After making his debut with Working on Saturday in 2011, Byun Yo Han has been building his filmography through various works. In this film, he demonstrates a wide range of acting as Chang Dae, a character who faces a turning point after encountering Jeong Yak Jeon.
“I had to portray the scenes using the voice and how I gaze because black and white films have a limited sense of hue. I wanted to pursue acting as genuinely as possible, even if I may not fulfill the expectation. Though I had to use a dialect, touch guts, and clean living creatures, these were not difficult tasks than real acting. While filming, I considered a lot about how to take the high road at work. Also, I was grateful and honored to be able to join a movie like this.”
He also revealed why he choose to join The Book of Fish.
“I loved being around the senior actors and directors whom I respect and admire. My respect and faith for director Lee Joon Ik are indescribable. Working with him made me realize that he’s a great adult before he is a great director. He is a person who anyone can talk to no matter how old you are. I consider it a huge honor to work with such a director. It was such an inspiring experience at the set. I respect him.”
He demonstrated his affection for Sol Kyung Gu, saying that he was growing to “love him more” while working with him.
“I couldn’t be happier. There was a lot to learn from him as a junior actor. No matter how long his line was, he would perfectly become Jeong Yak Jeon in front of the camera. On the other hand, he was very kind in person. He’s a great and loving human being who isn’t bragging nor calculating. I often followed him around and relied upon him.”

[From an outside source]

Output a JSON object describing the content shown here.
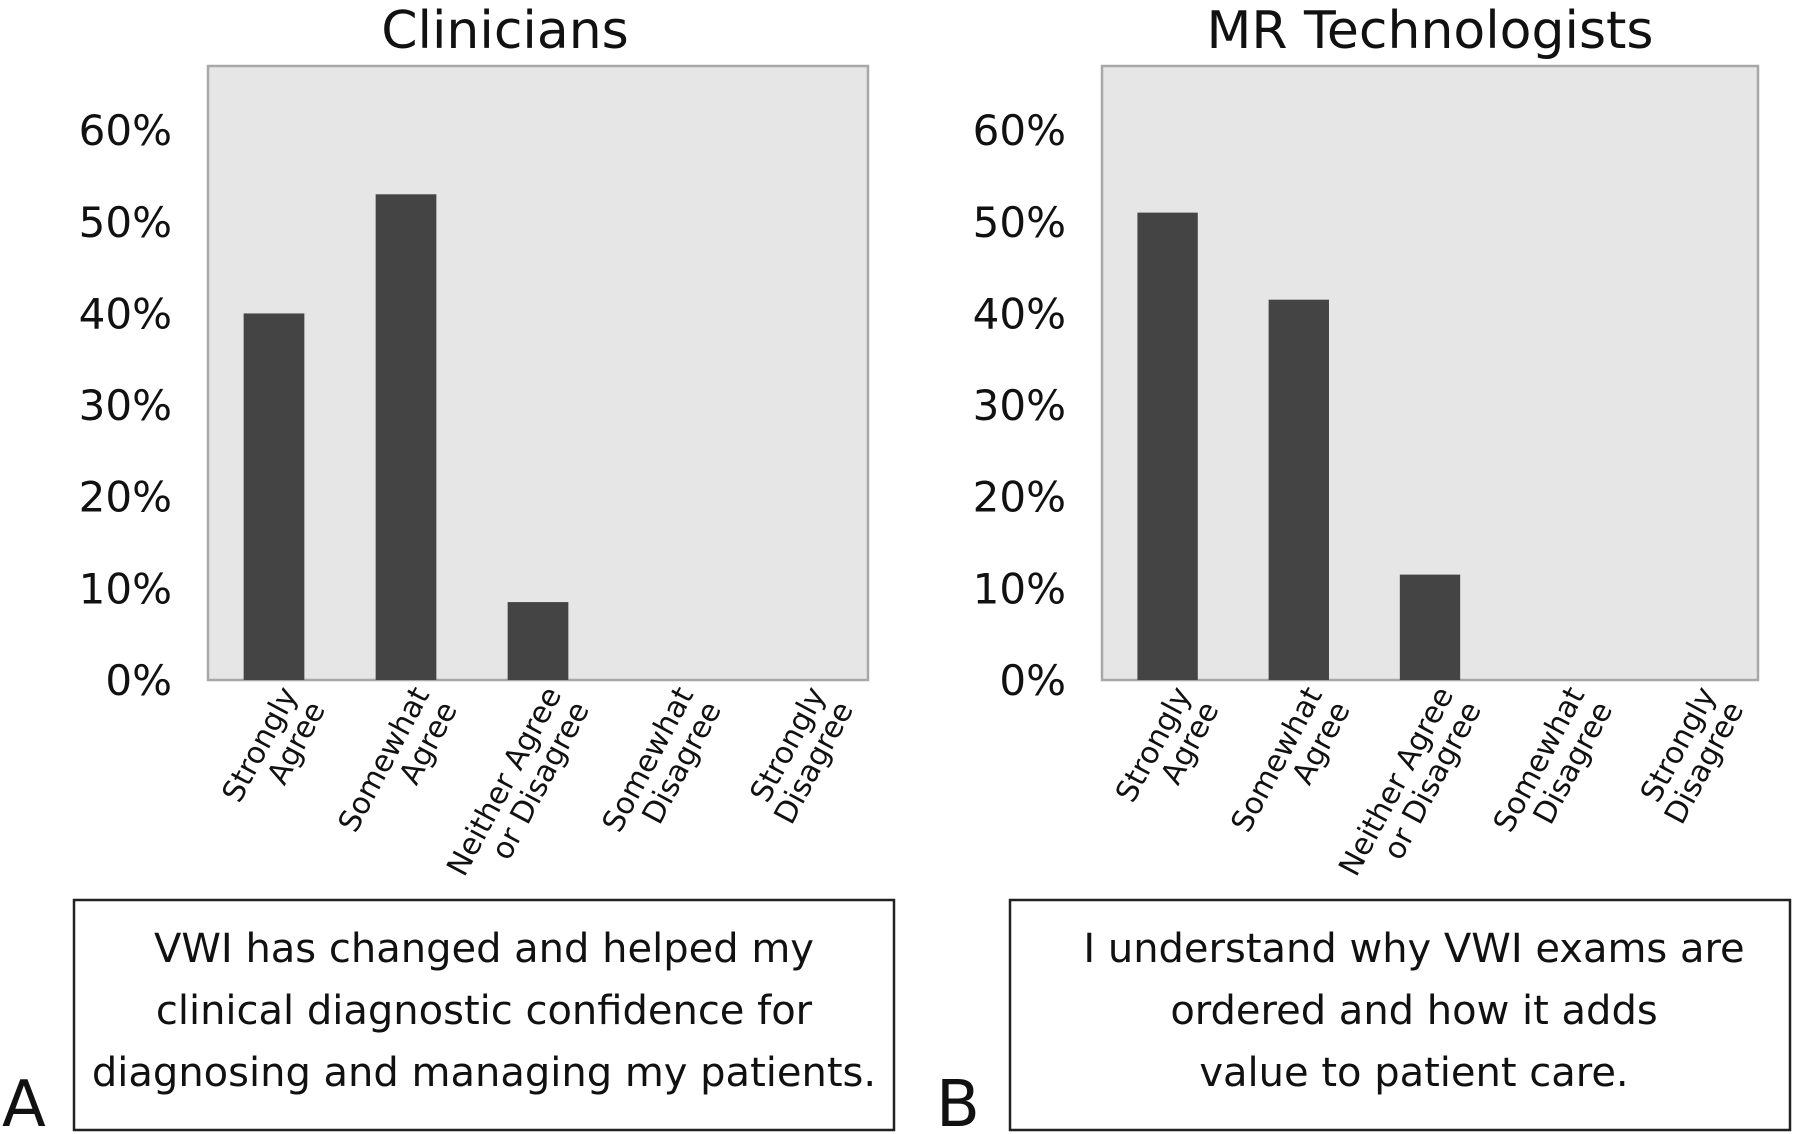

His role, Chang Dae, is a fictional character created with quite a lot of imagination. There’s no mention of him apart from a name in the introduction of Jeong Yak Jeon’s The Book of Fish.
“Chang Dae is a symbol of the youth in the past and the present. I thought to myself after reading the scenario, ‘in many ways, I will learn from this.’ Because he is such a symbolic character, I wanted to do my best to depict the character. But I became clueless when I faced him. It felt like I have such a small capacity. I often relate with him as he was like me in that we both always have a lot of worries and confusion. Still, I wondered if I could do well.”
Byun Yo Han marks the 10th anniversary of his debut this year.
“Though I started acting from middle school, this year marks the 10th year since my debut work. When I say it out loud, it makes me think that it’s only been ten years now. I might have gotten more passionate compared to when I began the acting career. But nothing else changed from then. I’d like to appreciate it with gratitude when people congratulate me.”
Released on March 31st, The Book of Fish topped the Korean Box Office with 34,845 moviegoers on the first day.